Whoa! I had no idea Clark Kent was moonlighting as a physical therapist. Crime must be at an all-time low.
“Miss Elliott?” Superman’s doppelganger asks again, but I’m too dumbstruck by his iridescent sapphire eyes behind the glasses to respond. The fluorescent light above us is participating in an incessant dance with the blue orbs in a way that’s completely hypnotizing. “Samantha Elliott?”
“Uh-huh. That…that’s me.” I finally force the highly-intelligent response past my parted lips. Blinking several times to dispel the remaining tears, I try to figure out if this man is actually movie star handsome or if I banged my head on the asphalt and am hallucinating that the graying Dr. Draper pulled a Benjamin Button, aging backward in time to his twenties.

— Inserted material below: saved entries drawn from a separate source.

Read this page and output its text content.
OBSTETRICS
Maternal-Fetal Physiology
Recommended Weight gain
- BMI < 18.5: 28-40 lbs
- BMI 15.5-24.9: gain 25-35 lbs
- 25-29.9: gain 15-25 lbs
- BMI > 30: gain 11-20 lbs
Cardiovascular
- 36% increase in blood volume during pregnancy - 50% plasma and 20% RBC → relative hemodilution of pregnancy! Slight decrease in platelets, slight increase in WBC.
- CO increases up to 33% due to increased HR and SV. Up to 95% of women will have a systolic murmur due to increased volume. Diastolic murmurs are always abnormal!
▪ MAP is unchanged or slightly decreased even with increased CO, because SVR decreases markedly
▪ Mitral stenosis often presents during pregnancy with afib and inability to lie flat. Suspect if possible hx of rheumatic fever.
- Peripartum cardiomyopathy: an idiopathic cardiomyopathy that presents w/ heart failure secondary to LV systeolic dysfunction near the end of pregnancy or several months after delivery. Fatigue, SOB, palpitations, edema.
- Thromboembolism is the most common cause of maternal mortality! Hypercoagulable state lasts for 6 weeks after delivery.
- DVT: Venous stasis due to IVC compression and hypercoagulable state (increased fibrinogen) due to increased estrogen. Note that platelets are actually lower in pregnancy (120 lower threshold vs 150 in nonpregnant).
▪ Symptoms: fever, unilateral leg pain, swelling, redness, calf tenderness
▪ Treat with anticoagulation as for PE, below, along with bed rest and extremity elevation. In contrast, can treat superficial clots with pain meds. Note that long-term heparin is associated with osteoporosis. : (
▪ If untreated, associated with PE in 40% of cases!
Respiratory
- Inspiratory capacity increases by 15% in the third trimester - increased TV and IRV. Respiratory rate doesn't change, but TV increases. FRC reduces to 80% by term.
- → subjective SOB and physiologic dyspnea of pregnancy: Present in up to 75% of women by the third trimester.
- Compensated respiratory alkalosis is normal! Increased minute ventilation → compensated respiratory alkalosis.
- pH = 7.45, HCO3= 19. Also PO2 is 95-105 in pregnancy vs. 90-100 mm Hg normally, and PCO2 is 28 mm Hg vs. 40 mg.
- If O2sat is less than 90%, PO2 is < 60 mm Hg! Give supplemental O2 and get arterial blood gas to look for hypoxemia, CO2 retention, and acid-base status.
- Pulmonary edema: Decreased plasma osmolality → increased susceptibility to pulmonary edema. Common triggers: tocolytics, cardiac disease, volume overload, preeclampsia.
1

Shutting the door behind him, the man in khakis and a white button up walks toward me and offers me a handshake with a polite smile. “Hi, I’m Grant Matthews.”
“You’re my doctor?” I ask in disbelief as I take his hand.
“Well, I have a doctorate in physical therapy but you certainly don’t have to call me Dr. Matthews.”
“Wh-where’s Dr. Draper?” I stutter, glancing around to make sure the radiology girl brought me to the right office.
“Oh, a letter went out to all of his patients at the end of last year. Dr. Draper retired, and I’ve taken over his practice,” the gorgeous man answers with a grin so stunning I almost swoon right off the edge of the table.
“Good for him, I guess,” I mutter while continuing to stare at the young doctor like he might disappear if I look away. He may not insist on the doctor title but I can’t just call him “Grant.” That’s way too casual for the sophisticated man standing before me.
“So, you had quite a bad fall today?” he asks the obvious while glancing down at my bare and bloody knees.
“Uh-huh.” The ability to speak in complete sentences eludes me.
“Twisted your left ankle?” he asks, and I nod. He reaches for the grapefruit size body part; and as soon as his warm fingertips touch my chilled skin, my body gives an involuntary shiver. Goosebumps ripple up and down my arms and legs and all of my body heat seems to be suddenly gathering in my clenching stomach.